LLM Inevitabilism

Have you ever argued with someone who is seriously good at debating? I have. It sucks.
You’re constantly thrown off-balance, responding to a point you didn’t expect to. You find yourself defending the weak edges of your argument, while the main thrust gets left behind in the back-and-forth, and you end up losing momentum, confidence, and ultimately, the argument.
One of my close friends won international debate competitions for fun while we were at university (he’s now a successful criminal barrister), and he told me that the only trick in the book, once you boil it all down, is to make sure the conversation is framed in your terms. Once that happens, it’s all over bar the shouting.
Earlier this year I read Professor Shoshana Zuboff’s fantastic book The Age of Surveillance Capitalism. I learned a lot from it (and I’m sure I’ll rave about it in more detail in other posts), including many new terms for phenomina that have long frustreated me.

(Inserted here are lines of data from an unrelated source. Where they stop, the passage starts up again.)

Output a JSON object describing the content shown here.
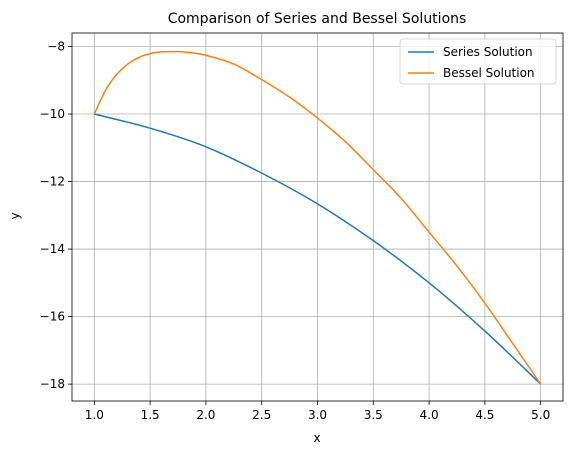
{
  "chart_data": {
    "type": "line",
    "title": "Comparison of Series and Bessel Solutions",
    "xlabel": "x",
    "ylabel": "y",
    "xlim": [
      0.8,
      5.2
    ],
    "ylim": [
      -18.5,
      -7.6
    ],
    "xticks": [
      1.0,
      1.5,
      2.0,
      2.5,
      3.0,
      3.5,
      4.0,
      4.5,
      5.0
    ],
    "xtick_labels": [
      "1.0",
      "1.5",
      "2.0",
      "2.5",
      "3.0",
      "3.5",
      "4.0",
      "4.5",
      "5.0"
    ],
    "yticks": [
      -8,
      -10,
      -12,
      -14,
      -16,
      -18
    ],
    "ytick_labels": [
      "−8",
      "−10",
      "−12",
      "−14",
      "−16",
      "−18"
    ],
    "grid": true,
    "legend_position": "top-right",
    "series": [
      {
        "name": "Series Solution",
        "color": "#1f77b4",
        "x": [
          1.0,
          1.5,
          2.0,
          2.5,
          3.0,
          3.5,
          4.0,
          4.5,
          5.0
        ],
        "y": [
          -10.0,
          -10.42,
          -10.97,
          -11.75,
          -12.66,
          -13.75,
          -15.0,
          -16.43,
          -18.0
        ]
      },
      {
        "name": "Bessel Solution",
        "color": "#ff7f0e",
        "x": [
          1.0,
          1.1,
          1.2,
          1.3,
          1.4,
          1.5,
          1.6,
          1.7,
          1.75,
          1.8,
          1.9,
          2.0,
          2.25,
          2.5,
          2.75,
          3.0,
          3.25,
          3.5,
          3.75,
          4.0,
          4.25,
          4.5,
          4.75,
          5.0
        ],
        "y": [
          -10.0,
          -9.3,
          -8.83,
          -8.52,
          -8.32,
          -8.21,
          -8.16,
          -8.15,
          -8.15,
          -8.16,
          -8.2,
          -8.26,
          -8.52,
          -8.98,
          -9.5,
          -10.12,
          -10.82,
          -11.65,
          -12.5,
          -13.5,
          -14.5,
          -15.6,
          -16.8,
          -18.0
        ]
      }
    ]
  }
}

Being able to put a name to something abstract allows you to more easily build an argument about it, explain the concept to strangers, and unify opposition to it. It’s a key success of Professor Zuboff’s book that it has introduced so many new terms to the lexicon.
The word that is relevant to this post is “Inevitabilism”.
People advancing an inevitabilist world view state that the future they perceive will inevitably come to pass. It follows, relatively straightforwardly, that the only sensible way to respond to this is to prepare as best you can for that future.
This is a fantastic framing method. Anyone who sees the future differently to you can be brushed aside as “ignoring reality”, and the only conversations worth engaging are those that already accept your premise.
“We are entering a world where we will learn to coexist with AI, not as its masters, but as its collaborators.” – Mark Zuckerberg
“AI is the new electricity.” – Andrew Ng
“AI will not replace humans, but those who use AI will replace those who don’t.” – Ginni Rometty
These are some big names in the tech world, all framing the conversation in a very specific way. Rather than “is this the future you want?”, the question is instead “how will you adapt to this inevitable future?”. Note also the threatening tone present, a healthy psychological undercurrent encouraging you to go with the flow, because you’d otherwise be messing with scary powers way beyond your understanding.
I’m not convinced that LLMs are the future. I’m certainly not convinced that they’re the future I want. But what I’m most certain of is that we have choices about what our future should look like, and how we choose to use machines to build it.
Don’t let inevitabilism frame the argument and take away your choice. Think about the future you want, and fight for it.